The Bitter and Sweet of Cherry Seasonby Molly Fader (also in downloadable eBook and audiobook).

Battered and broke, Hope Wright arrives in the dead of night at the Orchard House, her late-mother’s family home in Northern Michigan with her daughter, a silent 10 year-old Tink in tow, both still traumatized by recent events. Their welcome is conditional - it’s cherry harvest, and they will work alongside Aunt Peg who runs the farm with Abel, a kind and quiet former marine. 
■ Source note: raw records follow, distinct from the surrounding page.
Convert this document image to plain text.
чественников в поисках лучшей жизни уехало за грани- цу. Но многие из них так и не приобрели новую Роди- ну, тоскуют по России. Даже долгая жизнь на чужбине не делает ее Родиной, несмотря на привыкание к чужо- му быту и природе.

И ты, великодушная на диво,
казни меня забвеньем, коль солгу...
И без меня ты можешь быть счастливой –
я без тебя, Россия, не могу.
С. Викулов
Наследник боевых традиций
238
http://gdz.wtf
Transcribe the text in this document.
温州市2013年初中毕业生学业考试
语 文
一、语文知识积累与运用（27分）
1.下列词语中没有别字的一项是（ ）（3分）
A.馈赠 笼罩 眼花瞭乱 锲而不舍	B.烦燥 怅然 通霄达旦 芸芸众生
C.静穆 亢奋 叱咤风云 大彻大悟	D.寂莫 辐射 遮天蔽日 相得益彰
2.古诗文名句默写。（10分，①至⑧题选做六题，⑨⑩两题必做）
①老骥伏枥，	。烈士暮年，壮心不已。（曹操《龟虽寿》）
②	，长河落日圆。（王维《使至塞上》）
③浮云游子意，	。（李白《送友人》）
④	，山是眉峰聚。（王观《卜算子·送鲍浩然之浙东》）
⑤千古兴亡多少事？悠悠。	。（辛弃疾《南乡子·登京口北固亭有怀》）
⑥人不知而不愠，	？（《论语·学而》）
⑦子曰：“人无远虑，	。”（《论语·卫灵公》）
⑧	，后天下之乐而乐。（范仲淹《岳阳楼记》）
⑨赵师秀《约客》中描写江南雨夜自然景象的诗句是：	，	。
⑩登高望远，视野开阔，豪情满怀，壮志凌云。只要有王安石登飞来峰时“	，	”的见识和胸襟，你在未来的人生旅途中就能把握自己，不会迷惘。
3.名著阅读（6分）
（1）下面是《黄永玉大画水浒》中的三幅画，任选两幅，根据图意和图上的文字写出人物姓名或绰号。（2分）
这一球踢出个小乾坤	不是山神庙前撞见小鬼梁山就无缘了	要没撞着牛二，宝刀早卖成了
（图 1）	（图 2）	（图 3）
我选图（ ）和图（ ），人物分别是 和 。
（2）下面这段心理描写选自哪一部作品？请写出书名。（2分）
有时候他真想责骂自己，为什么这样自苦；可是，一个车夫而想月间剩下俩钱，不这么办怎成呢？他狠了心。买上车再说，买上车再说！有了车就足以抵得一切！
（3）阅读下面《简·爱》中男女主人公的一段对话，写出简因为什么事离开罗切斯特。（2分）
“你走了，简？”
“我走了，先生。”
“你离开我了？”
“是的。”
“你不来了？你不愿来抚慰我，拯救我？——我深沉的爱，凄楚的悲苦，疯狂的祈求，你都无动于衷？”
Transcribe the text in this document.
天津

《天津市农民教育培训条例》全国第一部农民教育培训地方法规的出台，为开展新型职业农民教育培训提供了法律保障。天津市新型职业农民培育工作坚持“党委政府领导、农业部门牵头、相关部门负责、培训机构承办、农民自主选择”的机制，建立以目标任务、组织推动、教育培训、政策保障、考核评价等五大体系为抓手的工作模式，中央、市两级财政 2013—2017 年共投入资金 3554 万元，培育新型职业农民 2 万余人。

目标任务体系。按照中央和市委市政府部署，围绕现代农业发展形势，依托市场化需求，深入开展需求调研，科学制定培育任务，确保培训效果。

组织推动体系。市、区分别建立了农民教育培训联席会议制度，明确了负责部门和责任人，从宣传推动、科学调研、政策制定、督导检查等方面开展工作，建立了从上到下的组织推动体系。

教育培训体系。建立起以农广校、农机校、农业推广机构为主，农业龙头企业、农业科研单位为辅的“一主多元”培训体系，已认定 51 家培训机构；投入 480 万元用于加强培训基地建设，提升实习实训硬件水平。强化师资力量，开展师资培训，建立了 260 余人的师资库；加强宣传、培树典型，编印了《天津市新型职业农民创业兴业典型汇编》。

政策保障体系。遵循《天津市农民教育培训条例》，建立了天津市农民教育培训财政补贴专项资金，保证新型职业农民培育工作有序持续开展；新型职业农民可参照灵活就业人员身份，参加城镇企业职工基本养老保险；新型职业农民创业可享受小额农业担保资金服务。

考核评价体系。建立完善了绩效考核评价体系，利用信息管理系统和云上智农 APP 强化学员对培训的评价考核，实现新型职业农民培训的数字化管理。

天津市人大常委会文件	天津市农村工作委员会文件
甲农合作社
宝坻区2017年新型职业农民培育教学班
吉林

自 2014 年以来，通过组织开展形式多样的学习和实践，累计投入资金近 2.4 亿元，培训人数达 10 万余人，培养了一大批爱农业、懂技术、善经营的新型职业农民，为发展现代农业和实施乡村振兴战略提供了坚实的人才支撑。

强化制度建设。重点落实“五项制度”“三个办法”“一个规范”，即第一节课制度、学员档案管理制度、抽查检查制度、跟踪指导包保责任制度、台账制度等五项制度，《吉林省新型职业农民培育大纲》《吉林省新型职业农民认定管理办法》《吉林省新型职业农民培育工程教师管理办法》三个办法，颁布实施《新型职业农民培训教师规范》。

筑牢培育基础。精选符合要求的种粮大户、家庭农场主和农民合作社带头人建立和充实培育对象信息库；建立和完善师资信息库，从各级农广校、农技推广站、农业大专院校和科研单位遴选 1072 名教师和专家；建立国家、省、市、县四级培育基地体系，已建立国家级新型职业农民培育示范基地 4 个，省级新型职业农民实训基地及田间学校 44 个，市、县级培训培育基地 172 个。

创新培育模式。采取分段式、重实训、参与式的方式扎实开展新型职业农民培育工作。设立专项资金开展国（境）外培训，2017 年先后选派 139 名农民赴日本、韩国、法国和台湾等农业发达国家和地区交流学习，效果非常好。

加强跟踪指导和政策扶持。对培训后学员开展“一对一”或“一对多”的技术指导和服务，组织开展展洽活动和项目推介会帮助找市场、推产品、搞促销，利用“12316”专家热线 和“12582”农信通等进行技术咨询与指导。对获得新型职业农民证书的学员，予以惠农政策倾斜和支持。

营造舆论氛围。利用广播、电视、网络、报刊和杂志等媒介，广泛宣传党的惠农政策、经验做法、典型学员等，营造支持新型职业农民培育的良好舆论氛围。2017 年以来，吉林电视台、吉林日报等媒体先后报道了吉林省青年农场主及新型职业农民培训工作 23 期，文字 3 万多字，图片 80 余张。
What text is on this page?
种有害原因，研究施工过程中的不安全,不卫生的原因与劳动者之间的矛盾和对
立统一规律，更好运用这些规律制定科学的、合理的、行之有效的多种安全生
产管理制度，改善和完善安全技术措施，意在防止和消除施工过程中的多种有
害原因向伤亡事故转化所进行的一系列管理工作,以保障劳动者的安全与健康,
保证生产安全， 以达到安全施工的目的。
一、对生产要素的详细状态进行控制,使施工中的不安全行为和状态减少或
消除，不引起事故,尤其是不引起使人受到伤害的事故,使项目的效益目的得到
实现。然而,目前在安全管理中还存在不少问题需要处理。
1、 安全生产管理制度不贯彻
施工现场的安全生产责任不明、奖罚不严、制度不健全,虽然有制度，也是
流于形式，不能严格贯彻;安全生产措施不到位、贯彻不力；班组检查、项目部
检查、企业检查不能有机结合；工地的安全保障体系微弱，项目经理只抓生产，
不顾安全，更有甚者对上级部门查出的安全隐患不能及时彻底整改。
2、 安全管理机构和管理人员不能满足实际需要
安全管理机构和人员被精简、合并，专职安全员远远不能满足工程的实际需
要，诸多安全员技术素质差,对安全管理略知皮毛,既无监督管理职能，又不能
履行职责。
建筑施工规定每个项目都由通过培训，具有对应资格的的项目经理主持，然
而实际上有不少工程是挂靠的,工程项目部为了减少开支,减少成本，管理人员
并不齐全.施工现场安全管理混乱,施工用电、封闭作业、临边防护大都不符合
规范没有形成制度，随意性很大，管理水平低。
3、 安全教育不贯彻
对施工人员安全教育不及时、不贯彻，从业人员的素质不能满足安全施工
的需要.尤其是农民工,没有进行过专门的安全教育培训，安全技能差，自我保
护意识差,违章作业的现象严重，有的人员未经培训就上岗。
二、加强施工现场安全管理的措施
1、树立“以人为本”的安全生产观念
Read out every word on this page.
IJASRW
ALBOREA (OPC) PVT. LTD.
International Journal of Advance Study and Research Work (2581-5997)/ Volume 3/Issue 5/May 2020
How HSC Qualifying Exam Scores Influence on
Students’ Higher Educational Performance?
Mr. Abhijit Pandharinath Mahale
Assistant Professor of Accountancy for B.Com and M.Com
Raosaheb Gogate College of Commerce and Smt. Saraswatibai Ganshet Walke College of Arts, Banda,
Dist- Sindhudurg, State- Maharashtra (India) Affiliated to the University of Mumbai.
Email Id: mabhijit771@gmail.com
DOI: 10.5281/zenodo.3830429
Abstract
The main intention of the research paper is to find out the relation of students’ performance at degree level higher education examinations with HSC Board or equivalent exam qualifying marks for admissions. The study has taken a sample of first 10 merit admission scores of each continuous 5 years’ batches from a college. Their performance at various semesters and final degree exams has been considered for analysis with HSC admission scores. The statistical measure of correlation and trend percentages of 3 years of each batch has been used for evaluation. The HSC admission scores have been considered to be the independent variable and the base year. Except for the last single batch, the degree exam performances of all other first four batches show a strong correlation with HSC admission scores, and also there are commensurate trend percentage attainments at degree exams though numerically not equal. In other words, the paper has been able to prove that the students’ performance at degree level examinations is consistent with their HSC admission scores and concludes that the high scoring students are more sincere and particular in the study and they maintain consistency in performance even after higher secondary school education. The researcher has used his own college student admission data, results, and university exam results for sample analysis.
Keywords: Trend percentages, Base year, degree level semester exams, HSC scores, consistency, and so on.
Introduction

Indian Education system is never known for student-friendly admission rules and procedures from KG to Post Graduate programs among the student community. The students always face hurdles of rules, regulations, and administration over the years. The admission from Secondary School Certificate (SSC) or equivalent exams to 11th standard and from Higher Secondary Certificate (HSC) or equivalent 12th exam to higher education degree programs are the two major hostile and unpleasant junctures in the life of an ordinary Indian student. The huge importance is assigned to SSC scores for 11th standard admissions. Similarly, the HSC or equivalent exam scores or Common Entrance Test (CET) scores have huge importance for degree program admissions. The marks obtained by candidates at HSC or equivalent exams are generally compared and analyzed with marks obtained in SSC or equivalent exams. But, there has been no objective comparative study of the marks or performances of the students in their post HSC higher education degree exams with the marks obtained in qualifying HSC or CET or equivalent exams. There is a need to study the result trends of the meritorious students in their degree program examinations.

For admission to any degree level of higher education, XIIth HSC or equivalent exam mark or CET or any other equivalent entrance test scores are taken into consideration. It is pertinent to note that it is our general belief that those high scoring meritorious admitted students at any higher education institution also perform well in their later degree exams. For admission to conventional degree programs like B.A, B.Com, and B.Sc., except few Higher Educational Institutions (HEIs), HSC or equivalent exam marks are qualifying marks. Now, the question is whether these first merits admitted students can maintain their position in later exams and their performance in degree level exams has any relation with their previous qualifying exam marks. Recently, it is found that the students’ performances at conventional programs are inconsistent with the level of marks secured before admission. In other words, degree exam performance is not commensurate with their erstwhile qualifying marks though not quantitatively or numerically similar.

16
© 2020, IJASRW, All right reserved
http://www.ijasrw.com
The days are long and the work is back-breaking but the remoteness of the orchard allows Hope space and time to heal. Peg, with her own guarded secrets, is determined not to get emotionally involved knowing they would eventually move on. But in the meantime, she manages to draw out the sullen Tink by offering to show her how to shoot a rifle.  As Hope and Tink look forward to making a home among new friends and family, their past comes back to haunt them. 

“This page-turning story about family secrets and finding strength will have fans of Jill Shalvis and Jane Green delighted to have another author to watch.” (Booklist)  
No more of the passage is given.